NASA is celebrating tonight after its OSIRIS-REx spacecraft successfully touched the Bennu asteroid in a bid to collect rock and dust samples from its surface. It’s the first time for the space agency to perform such a feat.
Hurtling through space more than 200 million miles from Earth, the tricky “touch and go” maneuver involved the spacecraft making brief contact with the asteroid to grab at least 60 grams worth of material.
If the team determines the collection process a success, the next step is to bring the sample to Earth for scientific analysis. If the spacecraft failed to collect a sufficient amount of material, a second attempt will take place in January 2021. We should know the result next week.
Because Bennu is believed to have formed in the first 10 million years of our solar system’s existence — over 4.5 billion years ago — scientists hope that collected samples could unlock the mysteries about how it came to be, and even tell us more about the origins of life.
At 500 meters in length (about the size of the Empire State Building) and traveling at a speed of 63,000 mph while also rotating, the mission to take a spacecraft to the surface of Bennu has been a massive challenge for NASA, which launched the mission from Cape Canaveral in Florida in 2016.
Following a series of maneuvers that thrust the spacecraft out of orbit around Bennu, it extended its robotic arm while descending about half a mile (805 meters) toward the asteroid’s surface.
Four hours later, at an altitude of around 410 feet (125 meters), the spacecraft executed the first of two maneuvers that allowed it to precisely target the sample collection site, known as Nightingale.
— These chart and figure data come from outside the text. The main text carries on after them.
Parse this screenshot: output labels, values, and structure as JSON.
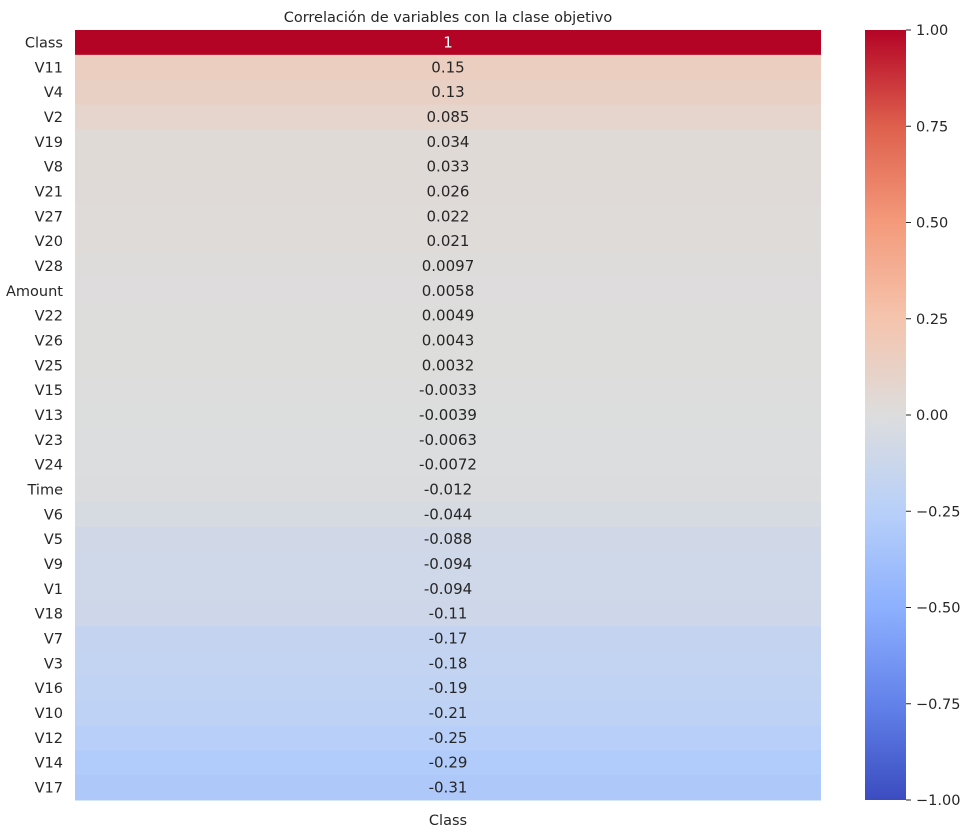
{
  "chart_data": {
    "type": "heatmap",
    "title": "Correlación de variables con la clase objetivo",
    "columns": [
      "Class"
    ],
    "rows": [
      {
        "label": "Class",
        "value": 1.0,
        "text": "1"
      },
      {
        "label": "V11",
        "value": 0.15,
        "text": "0.15"
      },
      {
        "label": "V4",
        "value": 0.13,
        "text": "0.13"
      },
      {
        "label": "V2",
        "value": 0.085,
        "text": "0.085"
      },
      {
        "label": "V19",
        "value": 0.034,
        "text": "0.034"
      },
      {
        "label": "V8",
        "value": 0.033,
        "text": "0.033"
      },
      {
        "label": "V21",
        "value": 0.026,
        "text": "0.026"
      },
      {
        "label": "V27",
        "value": 0.022,
        "text": "0.022"
      },
      {
        "label": "V20",
        "value": 0.021,
        "text": "0.021"
      },
      {
        "label": "V28",
        "value": 0.0097,
        "text": "0.0097"
      },
      {
        "label": "Amount",
        "value": 0.0058,
        "text": "0.0058"
      },
      {
        "label": "V22",
        "value": 0.0049,
        "text": "0.0049"
      },
      {
        "label": "V26",
        "value": 0.0043,
        "text": "0.0043"
      },
      {
        "label": "V25",
        "value": 0.0032,
        "text": "0.0032"
      },
      {
        "label": "V15",
        "value": -0.0033,
        "text": "-0.0033"
      },
      {
        "label": "V13",
        "value": -0.0039,
        "text": "-0.0039"
      },
      {
        "label": "V23",
        "value": -0.0063,
        "text": "-0.0063"
      },
      {
        "label": "V24",
        "value": -0.0072,
        "text": "-0.0072"
      },
      {
        "label": "Time",
        "value": -0.012,
        "text": "-0.012"
      },
      {
        "label": "V6",
        "value": -0.044,
        "text": "-0.044"
      },
      {
        "label": "V5",
        "value": -0.088,
        "text": "-0.088"
      },
      {
        "label": "V9",
        "value": -0.094,
        "text": "-0.094"
      },
      {
        "label": "V1",
        "value": -0.094,
        "text": "-0.094"
      },
      {
        "label": "V18",
        "value": -0.11,
        "text": "-0.11"
      },
      {
        "label": "V7",
        "value": -0.17,
        "text": "-0.17"
      },
      {
        "label": "V3",
        "value": -0.18,
        "text": "-0.18"
      },
      {
        "label": "V16",
        "value": -0.19,
        "text": "-0.19"
      },
      {
        "label": "V10",
        "value": -0.21,
        "text": "-0.21"
      },
      {
        "label": "V12",
        "value": -0.25,
        "text": "-0.25"
      },
      {
        "label": "V14",
        "value": -0.29,
        "text": "-0.29"
      },
      {
        "label": "V17",
        "value": -0.31,
        "text": "-0.31"
      }
    ],
    "colormap": "coolwarm",
    "vmin": -1,
    "vmax": 1,
    "colorbar_ticks": [
      {
        "value": 1.0,
        "text": "1.00"
      },
      {
        "value": 0.75,
        "text": "0.75"
      },
      {
        "value": 0.5,
        "text": "0.50"
      },
      {
        "value": 0.25,
        "text": "0.25"
      },
      {
        "value": 0.0,
        "text": "0.00"
      },
      {
        "value": -0.25,
        "text": "−0.25"
      },
      {
        "value": -0.5,
        "text": "−0.50"
      },
      {
        "value": -0.75,
        "text": "−0.75"
      },
      {
        "value": -1.0,
        "text": "−1.00"
      }
    ],
    "grid": false,
    "legend": "colorbar-right"
  }
}
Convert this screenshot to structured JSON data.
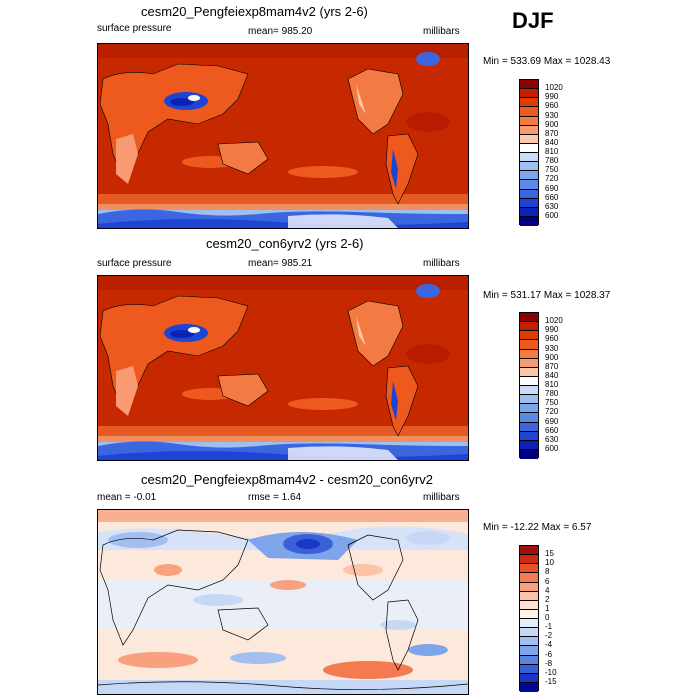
{
  "season": "DJF",
  "panels": [
    {
      "title": "cesm20_Pengfeiexp8mam4v2 (yrs 2-6)",
      "left_label": "surface pressure",
      "center_label": "mean= 985.20",
      "right_label": "millibars",
      "minmax": "Min = 533.69 Max = 1028.43",
      "cbar_labels": [
        "1020",
        "990",
        "960",
        "930",
        "900",
        "870",
        "840",
        "810",
        "780",
        "750",
        "720",
        "690",
        "660",
        "630",
        "600"
      ],
      "cbar_colors": [
        "#8b0000",
        "#c41e00",
        "#e03c00",
        "#ee5a1e",
        "#f47a44",
        "#f99b72",
        "#fcc9a8",
        "#ffffff",
        "#c9dcf7",
        "#9fc0ef",
        "#7aa6ea",
        "#5c88e6",
        "#3c66e0",
        "#1e44d4",
        "#0a22b8",
        "#000080"
      ]
    },
    {
      "title": "cesm20_con6yrv2 (yrs 2-6)",
      "left_label": "surface pressure",
      "center_label": "mean= 985.21",
      "right_label": "millibars",
      "minmax": "Min = 531.17 Max = 1028.37",
      "cbar_labels": [
        "1020",
        "990",
        "960",
        "930",
        "900",
        "870",
        "840",
        "810",
        "780",
        "750",
        "720",
        "690",
        "660",
        "630",
        "600"
      ],
      "cbar_colors": [
        "#8b0000",
        "#c41e00",
        "#e03c00",
        "#ee5a1e",
        "#f47a44",
        "#f99b72",
        "#fcc9a8",
        "#ffffff",
        "#c9dcf7",
        "#9fc0ef",
        "#7aa6ea",
        "#5c88e6",
        "#3c66e0",
        "#1e44d4",
        "#0a22b8",
        "#000080"
      ]
    },
    {
      "title": "cesm20_Pengfeiexp8mam4v2 - cesm20_con6yrv2",
      "left_label": "mean =  -0.01",
      "center_label": "rmse =   1.64",
      "right_label": "millibars",
      "minmax": "Min = -12.22 Max =   6.57",
      "cbar_labels": [
        "15",
        "10",
        "8",
        "6",
        "4",
        "2",
        "1",
        "0",
        "-1",
        "-2",
        "-4",
        "-6",
        "-8",
        "-10",
        "-15"
      ],
      "cbar_colors": [
        "#a01010",
        "#d02a14",
        "#e8502a",
        "#f47a50",
        "#f9a07e",
        "#fcc3a8",
        "#fde0d0",
        "#fff2e8",
        "#e6eefb",
        "#c6d8f5",
        "#a3bff0",
        "#7ea4ea",
        "#5a84e2",
        "#3a60d8",
        "#1a38c4",
        "#000a96"
      ]
    }
  ]
}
Ten minutes after that, the spacecraft performed the second maneuver to slow its descent and match the asteroid’s rotation at the time of contact.
“It then continued a treacherous, 11-minute coast past a boulder the size of a two-story building, nicknamed ‘Mount Doom,’ to touch down in a clear spot in a crater on Bennu’s northern hemisphere,” NASA said. “The size of a small parking lot, the Nightingale site is one of the few relatively clear spots on this unexpectedly boulder-covered space rock.”
As the robotic arm made contact with the surface it fired a burst of nitrogen gas to stir up dust and pebbles, some of which will hopefully have been captured by the probe. Following the collection attempt, OSIRIS-REx fired its thrusters and safely moved away from the surface.”
Thomas Zurbuchen, associate administrator for NASA’s Science Mission Directorate, described Tuesday’s touch-and-go mission as “an incredible feat,” adding, “Today we’ve advanced both science and engineering and our prospects for future missions to study these mysterious ancient storytellers of the solar system. A piece of primordial rock that has witnessed our solar system’s entire history may now be ready to come home for generations of scientific discovery, and we can’t wait to see what comes next.”
Any sample collected by NASA’s OSIRIS-REx spacecraft is expected to arrive on Earth in 2023.
In a similar effort, Japan’s space agency, which last year collected the first-ever subsurface samples from an asteroid around 200 million miles away, should see the material arrive back on Earth in December 2020.